''Bu blogda yayınlanan yazılar 5486 sayılı fikir ve sanat eserleri kanununun koruması altındadır.Blog sahibinin izni olmaksızın blog yazıları kısmen veya bütün olarak alıntılanamaz''

16 Ekim 2020 Cuma

SABETAYCI CEMAAT İÇERİSİNDEN İFŞALAR -1

                                                          

                                                              NAZİF ÖZGE İTİRAFLARI


Büyük Doğu gazetesinde 1952 yılında tefrikalar hâlinde yayımlanan bir yazı dizisinde Sabetaycı cemaat içerisinden Nazif Özge, daha önce pek de rastlanmayan bir şekilde cemaat ile ilgili bilgiler verip cemaatin gelenekleri, ritüelleri ve cemaatle o dönemde yaşadığı sorunlarla ilgili bilgiler veriyordu...

“Ben Dönme’yim, Selanik Dönmeleri’nden… Fakat tamamıyla hidayete gelmiş bir insanım. Size Dönmelerin bütün esrarını ifşa edeceğim” diyerek başlıyor.

Nazif Özge’nin verdiği bu bilgiler, 24-31 Temmuz 1952 tarihli Büyük Doğu gazetesinde yayımlanmıştır. Daha sonra bu bilgileri, Rıfat N. Bali, Tarih ve Toplum dergisinin 2002 yılındaki özel sayısında yayınlamıştır.[1]

 

Bu yazıda Nazif Özge’den yola çıkarak pek bilinmeyen, önemli bir aileyi tanıyacağız.

Nazif Bey, “Ben, Nazif Özge isimli bir Selanikliyim, yani Dönmelerden... Dönmeler arasında eşine tesadüf edilmez bir şekilde Allah’a ve Res’ul’e bağlı olduğum için bu yolun tek müdafiiyim [savunucusuyum]. Gazetenize Dönmelerin, Dönmeliğin, Dönmeliğe ait bütün ticarî, malî, ruhî, dinî, siyasî tertipler ve hiyanetlerin iç yüzünü ifşa etmeyi üzerime alıyor ve sırf Allah ve Türk milleti adına taahhüt ediyorum” diyerek başlıyor. 
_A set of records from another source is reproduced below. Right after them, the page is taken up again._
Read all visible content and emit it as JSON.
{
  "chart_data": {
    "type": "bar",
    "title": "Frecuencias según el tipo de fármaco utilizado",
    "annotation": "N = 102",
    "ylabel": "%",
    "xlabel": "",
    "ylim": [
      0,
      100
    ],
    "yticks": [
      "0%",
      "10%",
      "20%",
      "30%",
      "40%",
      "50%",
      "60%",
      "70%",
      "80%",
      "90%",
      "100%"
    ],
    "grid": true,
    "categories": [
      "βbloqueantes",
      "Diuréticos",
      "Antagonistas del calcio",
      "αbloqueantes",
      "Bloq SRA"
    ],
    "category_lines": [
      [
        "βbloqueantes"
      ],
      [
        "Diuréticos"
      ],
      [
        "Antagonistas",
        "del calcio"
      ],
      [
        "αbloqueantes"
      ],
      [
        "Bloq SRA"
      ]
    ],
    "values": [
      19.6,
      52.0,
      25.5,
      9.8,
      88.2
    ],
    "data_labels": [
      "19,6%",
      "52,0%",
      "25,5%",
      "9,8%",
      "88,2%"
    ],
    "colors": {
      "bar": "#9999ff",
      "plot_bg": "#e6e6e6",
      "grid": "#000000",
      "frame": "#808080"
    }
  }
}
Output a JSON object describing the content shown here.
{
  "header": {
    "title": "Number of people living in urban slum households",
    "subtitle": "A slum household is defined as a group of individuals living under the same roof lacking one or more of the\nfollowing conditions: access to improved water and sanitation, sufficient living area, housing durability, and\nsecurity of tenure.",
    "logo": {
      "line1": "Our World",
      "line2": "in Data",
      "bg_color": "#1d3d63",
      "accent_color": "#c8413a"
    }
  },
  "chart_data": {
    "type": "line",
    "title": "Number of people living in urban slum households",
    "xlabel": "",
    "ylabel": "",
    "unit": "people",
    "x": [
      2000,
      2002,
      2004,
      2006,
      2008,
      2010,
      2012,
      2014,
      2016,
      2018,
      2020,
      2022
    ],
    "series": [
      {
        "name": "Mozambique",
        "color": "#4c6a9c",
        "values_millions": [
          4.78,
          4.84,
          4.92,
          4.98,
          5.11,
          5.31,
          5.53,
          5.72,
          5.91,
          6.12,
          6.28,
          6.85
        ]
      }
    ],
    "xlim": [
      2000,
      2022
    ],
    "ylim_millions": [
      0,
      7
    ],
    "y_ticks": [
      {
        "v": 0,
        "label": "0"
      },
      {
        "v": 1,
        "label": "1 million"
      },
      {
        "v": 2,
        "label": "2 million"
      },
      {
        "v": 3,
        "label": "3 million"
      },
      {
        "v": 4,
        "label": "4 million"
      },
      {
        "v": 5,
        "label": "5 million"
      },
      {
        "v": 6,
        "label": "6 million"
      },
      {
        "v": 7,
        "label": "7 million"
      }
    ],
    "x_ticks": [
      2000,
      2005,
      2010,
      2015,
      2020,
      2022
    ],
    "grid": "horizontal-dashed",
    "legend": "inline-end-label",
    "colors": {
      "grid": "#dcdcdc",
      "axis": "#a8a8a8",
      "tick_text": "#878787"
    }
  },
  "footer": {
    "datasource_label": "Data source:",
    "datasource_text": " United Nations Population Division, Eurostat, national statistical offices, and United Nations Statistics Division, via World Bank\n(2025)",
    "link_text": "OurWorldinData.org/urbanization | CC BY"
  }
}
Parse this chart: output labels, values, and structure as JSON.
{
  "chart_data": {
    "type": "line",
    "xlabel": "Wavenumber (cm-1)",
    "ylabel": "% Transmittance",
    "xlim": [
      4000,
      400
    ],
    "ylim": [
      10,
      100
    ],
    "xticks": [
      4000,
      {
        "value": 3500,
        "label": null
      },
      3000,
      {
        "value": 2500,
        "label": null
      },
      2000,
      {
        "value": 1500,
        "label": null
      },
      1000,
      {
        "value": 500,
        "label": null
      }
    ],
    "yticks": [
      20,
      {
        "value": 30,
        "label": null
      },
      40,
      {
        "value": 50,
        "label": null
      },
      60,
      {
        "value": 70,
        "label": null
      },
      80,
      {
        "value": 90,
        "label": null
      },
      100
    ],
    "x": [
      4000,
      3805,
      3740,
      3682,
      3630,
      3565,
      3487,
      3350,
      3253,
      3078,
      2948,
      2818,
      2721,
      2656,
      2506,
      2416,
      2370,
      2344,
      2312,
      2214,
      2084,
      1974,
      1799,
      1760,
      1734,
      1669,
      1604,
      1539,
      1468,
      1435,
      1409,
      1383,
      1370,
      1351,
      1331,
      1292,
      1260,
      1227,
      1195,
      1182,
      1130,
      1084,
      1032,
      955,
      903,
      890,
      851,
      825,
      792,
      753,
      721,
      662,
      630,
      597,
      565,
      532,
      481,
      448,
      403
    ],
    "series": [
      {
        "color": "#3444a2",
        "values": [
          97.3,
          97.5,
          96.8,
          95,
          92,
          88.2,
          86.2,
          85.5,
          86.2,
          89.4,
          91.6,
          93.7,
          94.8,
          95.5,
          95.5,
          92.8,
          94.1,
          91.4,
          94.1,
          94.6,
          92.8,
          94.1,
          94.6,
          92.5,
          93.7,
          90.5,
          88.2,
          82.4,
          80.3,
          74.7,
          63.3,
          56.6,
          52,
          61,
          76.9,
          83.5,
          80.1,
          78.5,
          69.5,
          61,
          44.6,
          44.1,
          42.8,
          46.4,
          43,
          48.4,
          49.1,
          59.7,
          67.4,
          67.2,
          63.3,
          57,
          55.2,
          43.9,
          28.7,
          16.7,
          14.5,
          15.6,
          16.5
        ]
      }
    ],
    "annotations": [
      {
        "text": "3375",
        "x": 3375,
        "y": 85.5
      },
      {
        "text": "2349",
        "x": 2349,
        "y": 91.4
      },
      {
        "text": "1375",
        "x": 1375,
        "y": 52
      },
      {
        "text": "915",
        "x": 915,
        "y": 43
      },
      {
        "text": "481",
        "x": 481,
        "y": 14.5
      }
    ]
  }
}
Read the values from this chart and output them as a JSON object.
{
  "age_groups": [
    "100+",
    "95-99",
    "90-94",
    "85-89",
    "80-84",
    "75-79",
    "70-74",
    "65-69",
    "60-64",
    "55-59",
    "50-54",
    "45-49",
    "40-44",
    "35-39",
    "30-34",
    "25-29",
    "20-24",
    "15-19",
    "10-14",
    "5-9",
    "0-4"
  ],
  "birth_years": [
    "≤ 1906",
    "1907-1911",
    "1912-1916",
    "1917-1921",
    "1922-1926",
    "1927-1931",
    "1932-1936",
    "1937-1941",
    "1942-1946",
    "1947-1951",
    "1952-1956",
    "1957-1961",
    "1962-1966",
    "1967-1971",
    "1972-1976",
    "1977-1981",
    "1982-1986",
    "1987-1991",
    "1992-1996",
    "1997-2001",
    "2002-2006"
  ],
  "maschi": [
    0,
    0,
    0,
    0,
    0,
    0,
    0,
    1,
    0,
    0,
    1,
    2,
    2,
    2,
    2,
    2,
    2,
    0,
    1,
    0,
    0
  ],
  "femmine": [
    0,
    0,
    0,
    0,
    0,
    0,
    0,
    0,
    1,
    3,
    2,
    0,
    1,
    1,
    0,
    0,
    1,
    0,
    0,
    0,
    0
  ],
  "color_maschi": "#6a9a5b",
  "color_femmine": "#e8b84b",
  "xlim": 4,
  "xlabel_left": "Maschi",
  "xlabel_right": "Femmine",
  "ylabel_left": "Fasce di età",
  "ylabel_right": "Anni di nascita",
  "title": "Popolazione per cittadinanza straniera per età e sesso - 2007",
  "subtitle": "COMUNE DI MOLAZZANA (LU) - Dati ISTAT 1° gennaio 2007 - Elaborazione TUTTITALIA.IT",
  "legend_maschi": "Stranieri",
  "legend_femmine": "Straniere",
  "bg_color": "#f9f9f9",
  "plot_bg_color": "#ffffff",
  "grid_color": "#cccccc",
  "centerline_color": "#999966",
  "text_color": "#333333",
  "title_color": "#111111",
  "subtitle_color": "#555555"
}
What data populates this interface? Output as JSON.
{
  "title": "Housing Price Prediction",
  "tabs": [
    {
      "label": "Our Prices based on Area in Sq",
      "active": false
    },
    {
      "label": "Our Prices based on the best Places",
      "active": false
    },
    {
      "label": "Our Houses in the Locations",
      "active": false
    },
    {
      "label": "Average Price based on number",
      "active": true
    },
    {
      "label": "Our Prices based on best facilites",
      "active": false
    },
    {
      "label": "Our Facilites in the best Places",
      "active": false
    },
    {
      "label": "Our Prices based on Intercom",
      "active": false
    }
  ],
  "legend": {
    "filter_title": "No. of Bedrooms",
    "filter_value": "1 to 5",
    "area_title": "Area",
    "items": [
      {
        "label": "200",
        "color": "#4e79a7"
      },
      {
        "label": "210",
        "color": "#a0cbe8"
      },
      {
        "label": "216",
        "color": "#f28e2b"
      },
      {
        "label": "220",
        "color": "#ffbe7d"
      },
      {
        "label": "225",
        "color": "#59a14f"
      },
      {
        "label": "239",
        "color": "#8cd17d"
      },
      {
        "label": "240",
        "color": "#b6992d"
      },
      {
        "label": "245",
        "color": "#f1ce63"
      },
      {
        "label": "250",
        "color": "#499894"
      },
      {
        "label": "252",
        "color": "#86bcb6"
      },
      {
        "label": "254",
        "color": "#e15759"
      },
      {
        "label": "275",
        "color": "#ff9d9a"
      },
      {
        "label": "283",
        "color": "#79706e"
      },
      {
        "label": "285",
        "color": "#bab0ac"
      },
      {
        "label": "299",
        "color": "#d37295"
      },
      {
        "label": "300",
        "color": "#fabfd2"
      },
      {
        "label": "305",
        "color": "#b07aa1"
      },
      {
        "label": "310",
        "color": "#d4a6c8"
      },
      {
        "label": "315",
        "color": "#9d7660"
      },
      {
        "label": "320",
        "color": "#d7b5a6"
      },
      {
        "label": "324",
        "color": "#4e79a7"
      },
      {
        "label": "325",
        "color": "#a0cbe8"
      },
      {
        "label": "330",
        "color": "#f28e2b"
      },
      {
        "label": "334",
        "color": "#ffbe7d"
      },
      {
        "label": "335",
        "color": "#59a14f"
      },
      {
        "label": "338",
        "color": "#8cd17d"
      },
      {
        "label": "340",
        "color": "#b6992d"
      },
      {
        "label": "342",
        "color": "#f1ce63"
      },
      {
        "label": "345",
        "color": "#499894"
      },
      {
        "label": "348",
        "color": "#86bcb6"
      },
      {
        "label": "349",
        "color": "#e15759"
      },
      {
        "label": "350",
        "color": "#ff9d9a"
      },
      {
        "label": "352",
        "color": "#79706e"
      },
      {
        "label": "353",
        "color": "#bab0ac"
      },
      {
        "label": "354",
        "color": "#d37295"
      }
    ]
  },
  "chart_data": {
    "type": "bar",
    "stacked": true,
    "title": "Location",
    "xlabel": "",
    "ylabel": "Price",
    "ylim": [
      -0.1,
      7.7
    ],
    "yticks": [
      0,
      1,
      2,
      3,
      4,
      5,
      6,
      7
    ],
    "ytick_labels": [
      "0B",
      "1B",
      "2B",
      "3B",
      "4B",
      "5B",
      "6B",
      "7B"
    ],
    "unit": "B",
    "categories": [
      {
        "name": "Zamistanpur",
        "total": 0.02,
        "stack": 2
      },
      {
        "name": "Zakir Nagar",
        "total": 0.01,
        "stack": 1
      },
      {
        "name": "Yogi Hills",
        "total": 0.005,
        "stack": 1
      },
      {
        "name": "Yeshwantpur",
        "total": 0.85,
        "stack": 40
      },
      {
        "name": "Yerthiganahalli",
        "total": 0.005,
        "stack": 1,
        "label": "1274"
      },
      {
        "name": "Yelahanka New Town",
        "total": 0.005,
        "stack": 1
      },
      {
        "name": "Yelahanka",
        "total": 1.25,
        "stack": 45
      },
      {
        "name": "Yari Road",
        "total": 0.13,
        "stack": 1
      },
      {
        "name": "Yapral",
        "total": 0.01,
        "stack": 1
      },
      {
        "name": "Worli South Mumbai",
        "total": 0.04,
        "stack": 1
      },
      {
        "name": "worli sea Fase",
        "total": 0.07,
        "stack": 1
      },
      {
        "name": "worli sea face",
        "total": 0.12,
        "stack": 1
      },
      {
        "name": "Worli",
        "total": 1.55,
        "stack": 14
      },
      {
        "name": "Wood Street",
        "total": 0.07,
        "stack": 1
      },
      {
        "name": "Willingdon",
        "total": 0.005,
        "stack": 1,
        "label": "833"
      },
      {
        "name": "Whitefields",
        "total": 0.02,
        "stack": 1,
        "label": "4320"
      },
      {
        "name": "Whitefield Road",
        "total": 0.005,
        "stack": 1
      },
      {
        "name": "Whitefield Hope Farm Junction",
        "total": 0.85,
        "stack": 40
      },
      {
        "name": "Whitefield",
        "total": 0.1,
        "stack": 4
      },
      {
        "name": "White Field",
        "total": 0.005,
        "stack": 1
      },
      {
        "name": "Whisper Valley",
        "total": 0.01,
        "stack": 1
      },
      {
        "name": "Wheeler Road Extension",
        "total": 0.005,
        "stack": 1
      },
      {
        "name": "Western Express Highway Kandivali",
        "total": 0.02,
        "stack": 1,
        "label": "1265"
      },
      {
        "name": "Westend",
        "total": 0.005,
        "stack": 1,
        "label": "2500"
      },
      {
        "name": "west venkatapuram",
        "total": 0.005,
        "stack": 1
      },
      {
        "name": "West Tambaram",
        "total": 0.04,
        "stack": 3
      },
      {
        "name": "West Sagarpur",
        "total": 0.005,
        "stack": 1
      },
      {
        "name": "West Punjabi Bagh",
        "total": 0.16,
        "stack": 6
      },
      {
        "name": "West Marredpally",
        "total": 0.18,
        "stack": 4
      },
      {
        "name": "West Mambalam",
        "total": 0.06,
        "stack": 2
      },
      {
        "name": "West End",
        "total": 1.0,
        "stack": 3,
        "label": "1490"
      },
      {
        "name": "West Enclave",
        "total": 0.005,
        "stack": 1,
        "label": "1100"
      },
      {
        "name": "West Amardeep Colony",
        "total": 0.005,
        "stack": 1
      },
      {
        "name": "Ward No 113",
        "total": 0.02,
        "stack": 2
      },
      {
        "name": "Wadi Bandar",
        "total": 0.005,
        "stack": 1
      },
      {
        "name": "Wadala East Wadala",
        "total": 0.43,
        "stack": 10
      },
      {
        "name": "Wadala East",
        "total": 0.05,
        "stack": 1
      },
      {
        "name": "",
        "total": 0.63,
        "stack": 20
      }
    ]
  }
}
Nazif Özge’nin ifşaatları zaman içerisinde birçok yerde yayımlandı. Eşine tacavüz edilmek istendiği, bunun Dönme usulünce hamile bırakılmak için yapıldığı, keza tecavüz etmek isteyenlerin Dönme inancına göre Tanrı’nın soyundan geldiklerine ve doğacak çoçuğun Allah’a yakın olacağına inanıldığı; kendisine bizzat Akil Kibar tarafından söylenmiş.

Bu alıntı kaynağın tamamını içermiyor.